果たして、二人が通路を進むと、既に「特捜の奴ら」はその場にぶっ倒れていた。
通路の向こうから、三つのシルエットが近付いて来る。
そう、冒頭、高野の車を襲撃した三人組である。
そして、真ん中のひとりは女性であることが判明する。
女コマンドが拳を握り締めると、筋肉がパンパンに膨れる。
いづみ「バイオフィードバック!」
そう、彼らもいづみと同じバイオフィードバック戦士だったのだ。

狭い通路内でいづみとコマンドたちのバトルが繰り広げられる。
バイオフィードバックを発動した女コマンドに一方的に攻められるいづみ。
喉を掴まれて宙に持ち上げられたところで、いづみもバイオフィードバックを発動させる。
女の胸に膝蹴りを叩き込み、体の自由を取り戻すいづみ。
それを見て、他の二人のコマンドもバイオフィードバックを起こすが、横合いから石つぶてが飛んで来て、彼らをまごつかせる。
ビリヤードのキューを持った健と、スリングショットを持った恵子と佐織が加勢に駆けつけたのだ。

いづみ「みんな……」
恵子「いづみひとりに良いカッコさせないわよ!」
健「みんなじっとしてられなくてよー」
三人のコマンドに対し、勢揃いで構えるいづみたち。

と、階段の上から杖を突きながら石津が現れる。
石津「久しぶりだな、いづみ!」
いづみ「生きていたのね!」
石津「行動が甘いなぁ、いづみ、既に国防省戦略コンピューターは我々のメインフレームに直結した。もはや、我々に手を出せるものはこの日本にはいない。
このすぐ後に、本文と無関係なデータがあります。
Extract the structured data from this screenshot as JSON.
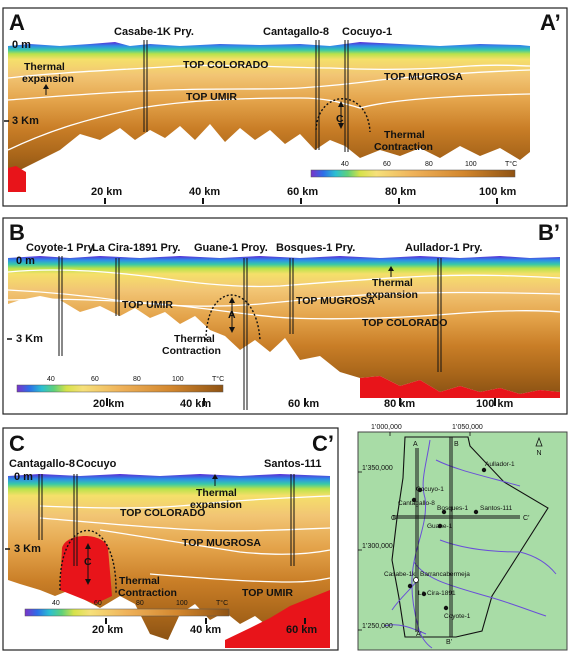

たとえ政府でさえ、行動を起こした瞬間に、日本中の軍事施設からの攻撃を受けることになる」
いづみ「そんなことはさせないわ!」
石津「何もかも遅い、お前は負けたのだ」
いづみ「可能性がある限り、諦めないわ」
石津「その可能性はゼロに等しい」
石津、一旦そう切り捨てるが、
石津「……だが、私がお前に与えた力はゼロパーセントの可能性を越えられる筈だ。その能力のないものと、戦うことはない。越えて来い、いづみ」 いづみ「石津!」
石津、まるで、いづみに自分たちの計画を阻止して欲しいとでも言いたげな様子で、三人の戦士に守られながら後退する。
石津には既に当初抱いていた軍事クーデターへの情熱はなく、その道具に過ぎなかったバイオフィードバック戦士・五条いづみの無限の可能性をとことん見て見たいと言う、研究者としての純粋な願望だけが残っていたのではないだろうか。
その後、自分の部屋に戻って眠れぬ一夜を過ごしたいづみは、改めて最後の戦いに向けて闘志を燃やす。
いづみ「戦い抜いてやる、それが私の全てだから!」 いよいよ次回、最終回である。……ま、誰も読んでないと思うが。